Das hat sich in den letzten Jahren drastisch geändert. Download und Mp3 heißt das Zauberwort. Hörbuchangebot im Laden? Gibt es kaum noch. Da es aber in der Familie keinen PC gibt und sie sich mit 78 vehement weigert, damit noch anzufangen, will sie auch nichts mit Mp3s zu tun haben. Also ca 200 Euro Umsatz im Jahr weniger. Hörbücher sind richtig teuer. Ist ja schön, wenn es der Industrie so gut geht, dass man auf die "ewig Gestrigen" verzichten kann.
Ist nur eine Anekdote. Nicht repräsentativ. Aber dieses Denken, dass sich der Kunde an die schöne neue Welt zu gewöhnen hat, sonst hat er eben Pech gehabt, ist toxisch für diese Diskussion.
Hörmich in Hannover? Alles unbedeutende Kleinlabels, denn: ich, der Autor, kenne sie ja nicht.
Konservative Hörer? Ewig Gestrige, die eines warmen Wortes bedürfen.
Es sieht wohl jeder die eintretenden Entwicklungen, spätestens dann, wenn sie eintreten. Aber niemand obliegt dem Zwang, sie gut finden zu müssen. (Wie ich das alles finde, habe ich gar nicht gesagt? Nö, habe ich nicht. :-)) Im Journalismus geht es nicht um Belehrung, sondern um Information und Meinung.
Aber im Ernst. In unsere Leitartikeln, Kolumnen und Kommentaren formulieren wir gern mal kontrovers und auch besserwisserisch (weil wir es manchmal durchaus auch besser wissen, aber natürlich auch manchmal auch so tun, um eben Widerstände zu erzeugen), damit man sich daran als (kommentierender) Leser reiben kann.

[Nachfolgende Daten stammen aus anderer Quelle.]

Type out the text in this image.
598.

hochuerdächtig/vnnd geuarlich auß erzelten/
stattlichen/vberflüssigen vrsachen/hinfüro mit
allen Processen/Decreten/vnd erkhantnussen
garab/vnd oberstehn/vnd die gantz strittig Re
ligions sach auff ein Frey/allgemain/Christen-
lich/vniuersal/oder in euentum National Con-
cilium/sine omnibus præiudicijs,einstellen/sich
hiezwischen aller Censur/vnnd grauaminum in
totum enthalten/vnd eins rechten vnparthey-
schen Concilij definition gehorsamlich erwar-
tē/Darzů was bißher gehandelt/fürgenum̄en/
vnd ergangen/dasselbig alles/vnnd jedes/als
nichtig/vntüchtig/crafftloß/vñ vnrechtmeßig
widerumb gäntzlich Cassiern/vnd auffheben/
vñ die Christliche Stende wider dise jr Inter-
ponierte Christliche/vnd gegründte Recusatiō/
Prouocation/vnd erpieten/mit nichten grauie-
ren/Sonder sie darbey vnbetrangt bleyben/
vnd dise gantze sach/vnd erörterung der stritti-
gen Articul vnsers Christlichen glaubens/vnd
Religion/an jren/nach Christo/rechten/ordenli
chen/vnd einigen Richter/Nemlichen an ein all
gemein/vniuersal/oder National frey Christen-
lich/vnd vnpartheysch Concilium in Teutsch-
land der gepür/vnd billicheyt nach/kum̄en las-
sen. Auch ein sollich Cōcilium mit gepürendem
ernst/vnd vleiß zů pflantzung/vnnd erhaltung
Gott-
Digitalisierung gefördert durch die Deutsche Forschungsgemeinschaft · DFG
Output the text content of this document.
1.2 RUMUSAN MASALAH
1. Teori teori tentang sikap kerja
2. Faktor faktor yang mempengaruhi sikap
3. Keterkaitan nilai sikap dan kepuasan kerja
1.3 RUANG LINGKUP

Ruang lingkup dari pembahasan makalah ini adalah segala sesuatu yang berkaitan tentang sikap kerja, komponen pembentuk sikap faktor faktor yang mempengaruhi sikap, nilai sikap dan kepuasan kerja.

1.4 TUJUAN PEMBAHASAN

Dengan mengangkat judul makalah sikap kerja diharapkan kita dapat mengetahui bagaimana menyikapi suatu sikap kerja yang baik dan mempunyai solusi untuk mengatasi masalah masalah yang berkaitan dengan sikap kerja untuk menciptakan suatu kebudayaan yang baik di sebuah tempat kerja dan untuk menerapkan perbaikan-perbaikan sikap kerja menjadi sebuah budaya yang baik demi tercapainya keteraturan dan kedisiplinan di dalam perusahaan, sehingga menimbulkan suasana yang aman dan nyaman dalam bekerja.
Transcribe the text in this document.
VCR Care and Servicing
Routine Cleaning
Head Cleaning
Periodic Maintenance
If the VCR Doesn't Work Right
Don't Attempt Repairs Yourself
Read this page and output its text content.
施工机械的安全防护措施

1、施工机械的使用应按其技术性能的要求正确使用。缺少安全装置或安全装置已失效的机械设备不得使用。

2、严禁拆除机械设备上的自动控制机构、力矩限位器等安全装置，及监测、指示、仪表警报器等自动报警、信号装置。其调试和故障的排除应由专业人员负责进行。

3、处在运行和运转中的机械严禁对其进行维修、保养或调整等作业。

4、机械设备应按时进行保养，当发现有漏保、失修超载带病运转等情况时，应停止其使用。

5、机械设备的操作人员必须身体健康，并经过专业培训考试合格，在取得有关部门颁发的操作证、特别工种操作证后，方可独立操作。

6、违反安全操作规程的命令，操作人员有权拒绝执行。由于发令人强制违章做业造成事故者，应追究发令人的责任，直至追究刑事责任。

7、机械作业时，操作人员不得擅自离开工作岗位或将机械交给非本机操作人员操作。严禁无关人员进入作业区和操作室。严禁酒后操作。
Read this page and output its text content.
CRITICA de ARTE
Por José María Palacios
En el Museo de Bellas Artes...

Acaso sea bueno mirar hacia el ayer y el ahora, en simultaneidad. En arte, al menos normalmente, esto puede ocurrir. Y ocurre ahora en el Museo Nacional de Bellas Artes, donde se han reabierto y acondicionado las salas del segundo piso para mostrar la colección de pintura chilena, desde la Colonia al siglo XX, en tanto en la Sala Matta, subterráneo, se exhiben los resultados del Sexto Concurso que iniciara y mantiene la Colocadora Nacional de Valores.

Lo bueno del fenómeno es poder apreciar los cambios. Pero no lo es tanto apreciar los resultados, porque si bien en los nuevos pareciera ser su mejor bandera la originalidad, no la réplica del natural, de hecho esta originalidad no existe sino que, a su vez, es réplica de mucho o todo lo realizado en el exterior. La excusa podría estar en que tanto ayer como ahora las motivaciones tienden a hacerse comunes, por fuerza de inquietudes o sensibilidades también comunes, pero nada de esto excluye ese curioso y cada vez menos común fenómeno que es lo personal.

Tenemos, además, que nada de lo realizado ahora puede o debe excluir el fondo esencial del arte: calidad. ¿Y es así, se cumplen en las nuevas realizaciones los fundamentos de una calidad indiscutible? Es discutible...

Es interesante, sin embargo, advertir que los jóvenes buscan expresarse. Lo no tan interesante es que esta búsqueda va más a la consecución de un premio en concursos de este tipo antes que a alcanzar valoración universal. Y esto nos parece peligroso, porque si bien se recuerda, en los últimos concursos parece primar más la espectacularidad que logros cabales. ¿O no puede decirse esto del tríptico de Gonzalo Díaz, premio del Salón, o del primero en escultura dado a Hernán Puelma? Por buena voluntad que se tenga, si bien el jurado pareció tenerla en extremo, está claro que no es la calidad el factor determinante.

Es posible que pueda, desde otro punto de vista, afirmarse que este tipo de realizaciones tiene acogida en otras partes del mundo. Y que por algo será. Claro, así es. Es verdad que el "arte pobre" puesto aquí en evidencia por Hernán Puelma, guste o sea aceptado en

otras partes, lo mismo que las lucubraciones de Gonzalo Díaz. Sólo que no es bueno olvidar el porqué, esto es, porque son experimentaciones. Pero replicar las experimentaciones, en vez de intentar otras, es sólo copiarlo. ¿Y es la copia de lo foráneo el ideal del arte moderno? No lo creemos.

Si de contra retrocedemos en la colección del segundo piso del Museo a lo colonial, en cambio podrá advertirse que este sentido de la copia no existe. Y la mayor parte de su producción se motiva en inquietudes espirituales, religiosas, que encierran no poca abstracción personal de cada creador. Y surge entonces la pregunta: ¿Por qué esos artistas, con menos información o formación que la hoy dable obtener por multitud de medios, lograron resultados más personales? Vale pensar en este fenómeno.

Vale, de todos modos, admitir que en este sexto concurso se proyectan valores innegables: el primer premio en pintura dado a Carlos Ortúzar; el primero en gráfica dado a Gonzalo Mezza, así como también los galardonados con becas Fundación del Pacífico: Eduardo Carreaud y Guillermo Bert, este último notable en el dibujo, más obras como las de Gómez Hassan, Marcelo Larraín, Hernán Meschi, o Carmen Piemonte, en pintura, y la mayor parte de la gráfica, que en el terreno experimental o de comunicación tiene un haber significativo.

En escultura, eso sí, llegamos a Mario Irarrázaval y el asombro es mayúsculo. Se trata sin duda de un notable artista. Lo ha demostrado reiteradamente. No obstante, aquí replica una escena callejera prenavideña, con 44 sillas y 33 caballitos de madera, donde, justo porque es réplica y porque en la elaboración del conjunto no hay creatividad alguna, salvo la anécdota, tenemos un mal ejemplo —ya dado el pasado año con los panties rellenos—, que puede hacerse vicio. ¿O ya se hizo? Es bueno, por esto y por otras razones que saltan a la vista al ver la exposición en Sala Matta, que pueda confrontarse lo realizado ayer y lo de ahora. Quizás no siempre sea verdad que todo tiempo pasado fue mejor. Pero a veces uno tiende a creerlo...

Und die "Hörmich" ist solange nur eine für eine kleine, überschaubare Community relevante Veranstaltung, solange mehr als 90 % des (Hörspiel-)Marktes (Europa, Lübbe) nicht da sind. Das (insbesondere EUROPA) sind die Referenzgrößen des deutschen Hörspiels. Der Rest istn (kaufmännisch gesehen) Special Interest.
@Andreas Decker: Da ist der Hörbuchmarkt auch in der Zwickmühle. Waren früher die Bücher teilweise auf ein Drittel gekürzt, so bietet mp3 als Format die Möglichkeit 500seitige Bücher auf zwei CD's als Komplettelesung zu bringen, statt so ssieben bis fünfzehn CD's in einer Mammutbox. Dennoch denke ich, dass das Audio-CD-Format nicht außer acht gelassen werden sollte.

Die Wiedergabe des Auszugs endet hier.